While on a residency in Cork, Ireland, Hornek began her research on the indigenous Irish nomadic people, the Irish Travellers. Due to the loss of no-man's-land, modernization and strict new trespass-laws in the past few decades, they have been forced to settle down. Whilst Travellers are not 'Gypsies' by blood they lead related lifestyles and are similarly segregated from society.
Interviews were recorded with the Travelling community from a variety of generations portraying their stages of sedentariness chronologically. The camera follows their stories from life on the road in tents and hand-made barrel-top caravans, to trailers parked by the road side, to government-organized trailer parks on hidden halting-sites, to social housing and finally, for those who adapted to the modernizing of Ireland early enough, to privately owned houses. Settled Travellers talk about their former desires to move into a house, their need for mobility and freedom, their possible cleaner future, their boxed feelings whilst living between four walls and their shift in focus to maintenance rather than continuous flow. The imagery switches from architectonical introduction shots to interior details, portraying a capitalization of spaces and minds.
The history of the Travellers is set upon Ireland's transformation from one of the poorest, rural countries in Western Europe to one of the wealthiest. It's present day obsessions with property rites, mobility and land ownership is a fundamental part of Irish psyche rooting back to British canonicalisation. Between 1994 and 2006 Ireland had the fastest growing economy in the world, known as 'Celtic Tiger', built solely on exploitative property development and speculation. Supported by bad public governance, house prices rose by 519% in less than fifteen years. The fixation with putting down roots was officially manifested in the Housing Act from 2002, which protects private property over cultural traditions by criminalizing trespass and hereby illegalises the Travellers' way of life. The Irish belief in bricks, mortar and mortgages led to the present financial destruction - leaving highly indebted house-holds, ghost estates and giant empty monoliths like the Cork's Elysian complex, the tallest yet abandoned building of Ireland.

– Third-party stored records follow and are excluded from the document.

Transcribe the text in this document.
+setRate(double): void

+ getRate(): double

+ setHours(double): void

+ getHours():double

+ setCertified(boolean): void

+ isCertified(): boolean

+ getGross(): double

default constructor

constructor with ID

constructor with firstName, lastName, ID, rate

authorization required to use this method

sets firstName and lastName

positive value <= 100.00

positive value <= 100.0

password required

Katrin Hornek (Austria 1983) currently lives and works in Vienna. She studied at the Royal Danish Academy in Copenhagen and at the Academy of Fine Arts Vienna where she graduated in 2008. Her work has recently been shown at Basis Frankfurt, Museum of Modern Art in Moscow and at Pori Art Museum in Finland.
On Thursday January the 13th at 7pm Katrin Hornek will give an artist talk in the gallery. She will also show excerpts of her project - If Architecture Could Talk. Here ideas of freedom professed by Austrians building yurts in their gardens in order to develop self-sufficient ways of living are paralleled with Mongolians who try to move from the yurt - their traditionally nomadic tent vernaculars - into a settled urban environment. The talk and screening on the 13th will be held in dialogue with Dorothé Orczyk, who works as gallery assistant to Ellen de Bruijne and is a project manager for War Zone Amsterdam. Next to that, she is writing her Master-thesis on the relation between financial and aesthetic value of contemporary art.